I have heard many a Fundamentalist express confidence that their beliefs and practices are nothing more than 'old time' Christianity, when in reality they reflect nothing older than 19th century innovations. And likewise I've heard many Restorationists speak of 'merely following the Bible' but have given little thought to hermeneutics and the epistemological and philosophical commitments which underpin them. While they seek to simply read and follow the Bible as the early Church did, they do so with Enlightenment and Americanist eyes and it shows in the end result.
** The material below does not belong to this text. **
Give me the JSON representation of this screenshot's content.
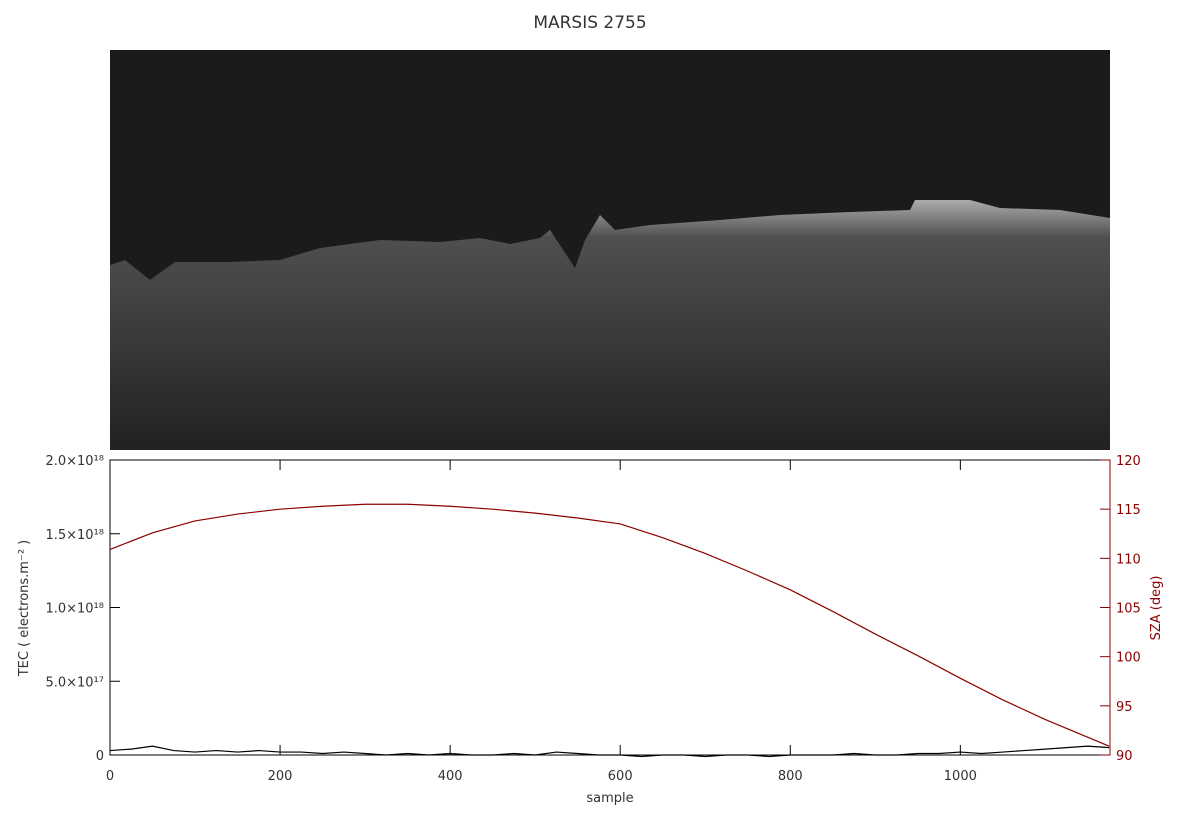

I do not operate under the fiction that we can somehow 'return' to the first or second century. The Dissenters in the Middle Ages couldn't either. Too much had happened, too many things had changed, there were too many new issues. It's only worse today and far more complicated.
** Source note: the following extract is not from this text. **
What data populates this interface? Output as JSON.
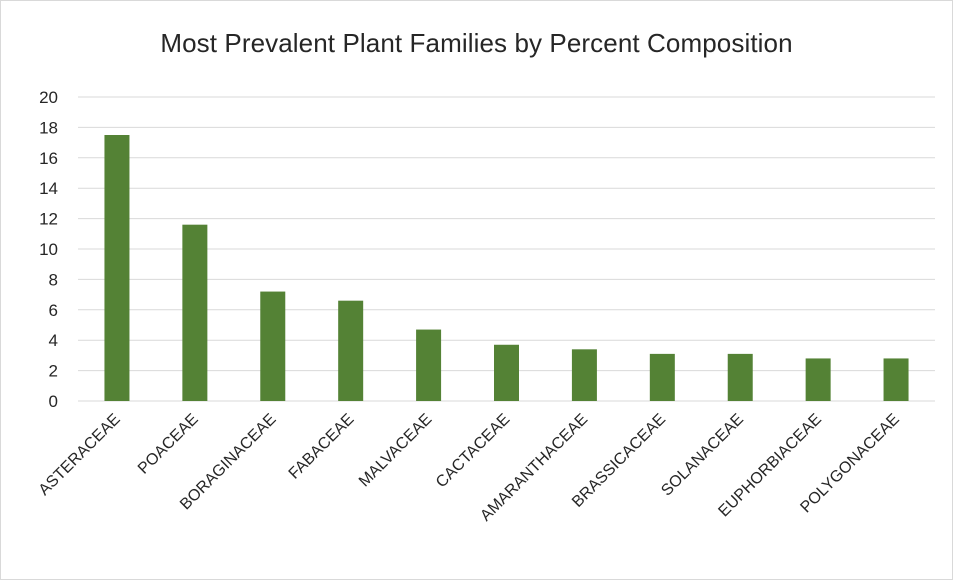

But I do believe we can re-assess much of Church history. I don't mean to suggest we come at it in novel terms. There's nothing I'm suggesting that is completely out of accord with historic Christianity. I'm patently disagreeing with large portions of the 'Church' and rejecting many ideas. I want to go further and reject the ideas that spawned those ideas in the first place. I do strongly believe the Truth is in the minority, and I believe the theme of the Remnant is something that pervades Scripture. I believe the majority will always reject the Truth and these beliefs also inform how we think about theological development and Church history. These beliefs place me squarely at odds with the Reformed men I mentioned who worked to destroy the Restorationist straw-man they had constructed.



[i] This generated some interesting and terrible cultural hybrids...Communism is a Western idea but put into Eastern contexts produced different results, none of them actually in accord with Marxist Orthodoxy.  The Marxist-Leninist origins of the Soviet Union, the Maoism of China, and the Khmer variation in Cambodia all devolved into Nationalist forms of Totalitarianism, akin to Fascism...not because Fascism and Communism are the same thing. Far from it. But because Communism never did actually work or get its feet off the ground.

It can debated whether or not Mao's ideas were even Marxist at all. Peasant Communism was rooted in very different ideas than the industrialized context/worker-based ideas of Marx.

[ii] Those who believe Democracy is some kind of universal value are ignorant of history, but likewise the adherents of the Huntington 'Clash' thesis are equally ignorant in oversimplifying the world's cultures and failing to recognize the hybridization taking place as technological society is fundamentally overthrowing traditional cultural norms and attitudes in places like Russia, Turkey, and China.